Abstract

Streams are vital landscape ecosystems, and urbanization and modern agriculture have introduced pollutants (including excess nitrate) which threaten these waterways. Riparian zones have been shown to attenuate pollutants, and riparian buffers are commonly implemented to capture these benefits. Nevertheless, preferential flowpaths such as soil pipes have potential to bypass such attenuation. We used a MODFLOW groundwater model with the conduit flow package (CFP), along with the groundwater transport code MT3D-USGS, to simulate flow of water and nitrate through riparian groundwater to a gaining stream.

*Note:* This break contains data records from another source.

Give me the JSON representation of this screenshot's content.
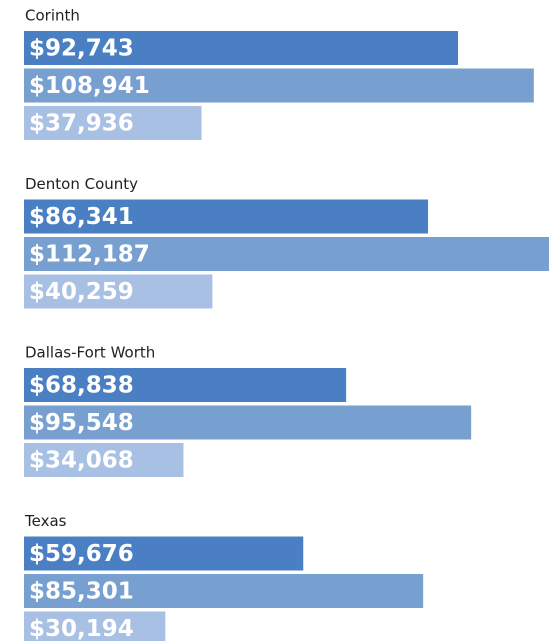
{
  "chart_data": {
    "type": "bar",
    "orientation": "horizontal",
    "categories": [
      "Corinth",
      "Denton County",
      "Dallas-Fort Worth",
      "Texas"
    ],
    "series": [
      {
        "color": "#4a80c3",
        "values": [
          92743,
          86341,
          68838,
          59676
        ],
        "value_labels": [
          "$92,743",
          "$86,341",
          "$68,838",
          "$59,676"
        ]
      },
      {
        "color": "#779fcf",
        "values": [
          108941,
          112187,
          95548,
          85301
        ],
        "value_labels": [
          "$108,941",
          "$112,187",
          "$95,548",
          "$85,301"
        ]
      },
      {
        "color": "#a7c0e3",
        "values": [
          37936,
          40259,
          34068,
          30194
        ],
        "value_labels": [
          "$37,936",
          "$40,259",
          "$34,068",
          "$30,194"
        ]
      }
    ]
  }
}
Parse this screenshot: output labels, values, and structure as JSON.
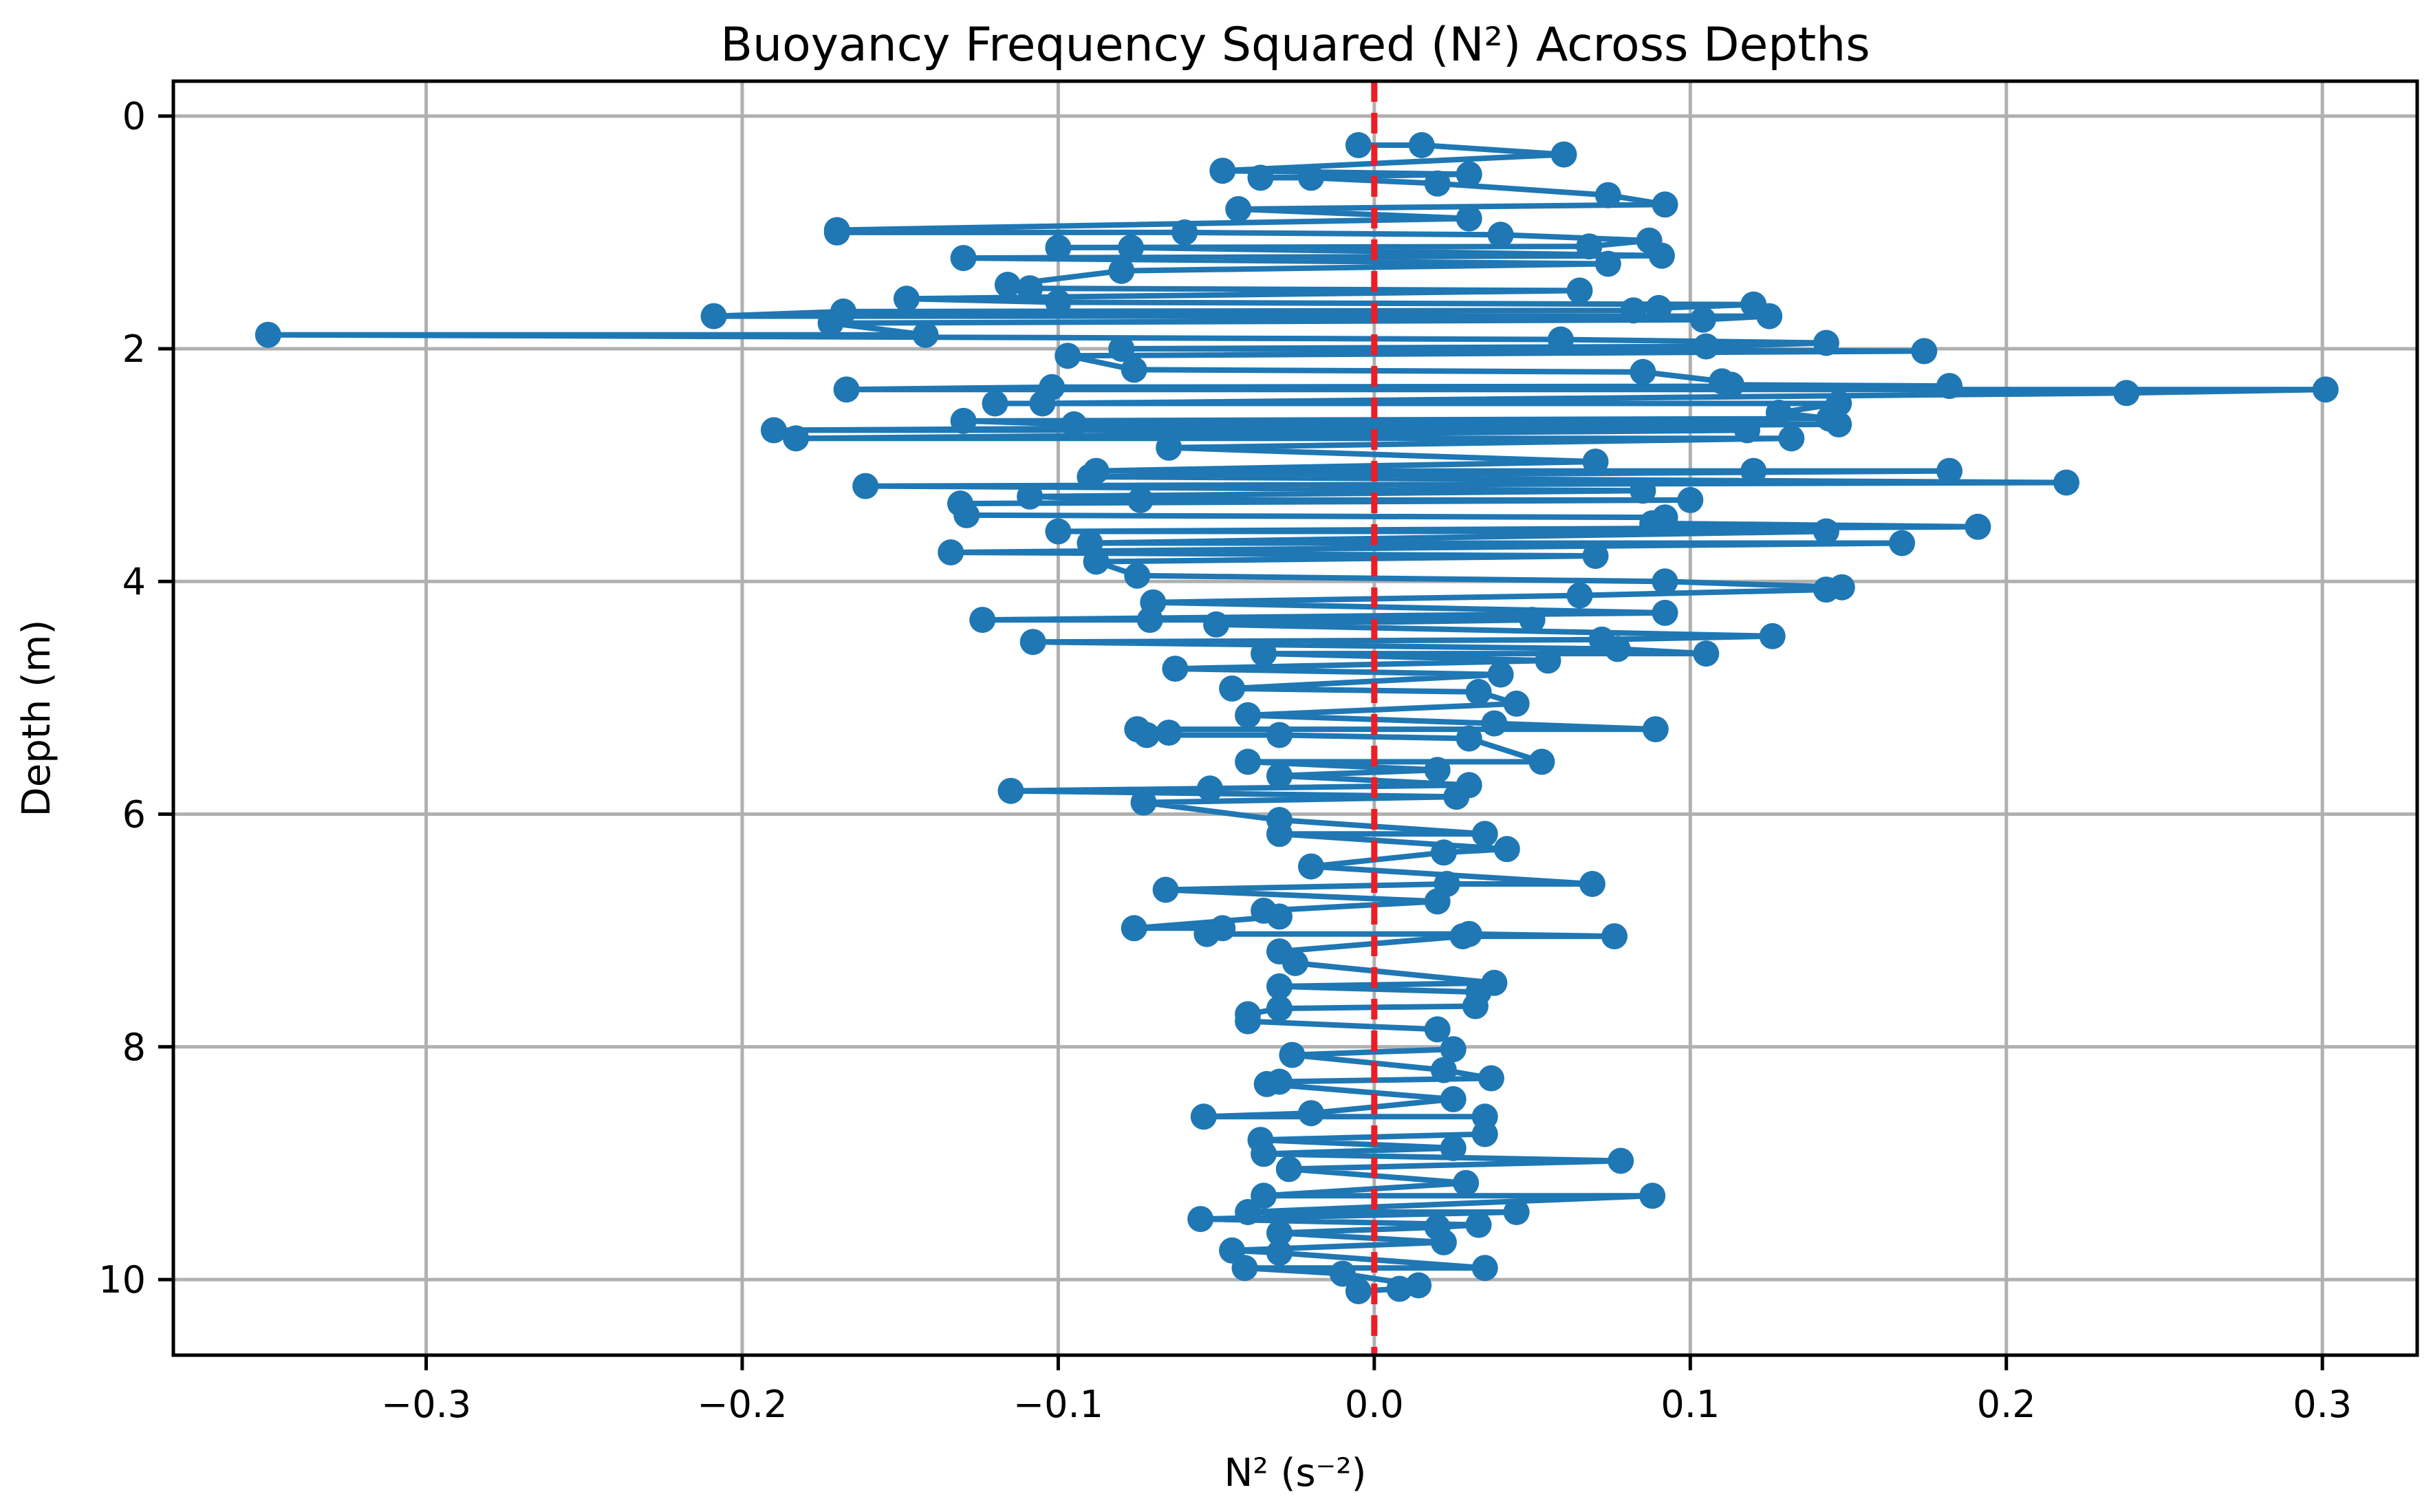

We conducted a numerical sensitivity analysis to examine the impact of soil pipe presence and characteristics, as wells as soil matrix characteristics, on nitrate transport and uptake by denitrification within the saturated zone. We found that in systems with 2.0-m-long soil pipes, low head gradient (∇h less than 0.0035), low hydraulic conductivity (K < 10−4.75 m/s), and high reaction-constant (k > 4 day−1), soil pipes increased riparian bypass of nitrate by several orders of magnitude. Yet soil pipes increased the volumetric flowrate of water across the riparian zone only by up to 3.9 times. This comparatively greater effect on transport occurred because the accelerated advection of nitrate through the soil pipes decreased the residence time available for denitrification. We created two non-dimensional parameters that show when bypass will be important, the riparian bypass potential (ψ) that accounts for key governing factors such as volumetric flowrate and Damköhler number, and riparian predictive index (ζ), which is calculated from easily measurable parameters. Nitrate bypass starts to increase by orders of magnitude above ψ ≈ 2.75 and ζ ≈ 3.4. Our results emphasize the importance of accounting for soil pipes when constructing riparian buffers and predicting their effects on dissolved pollutant transport.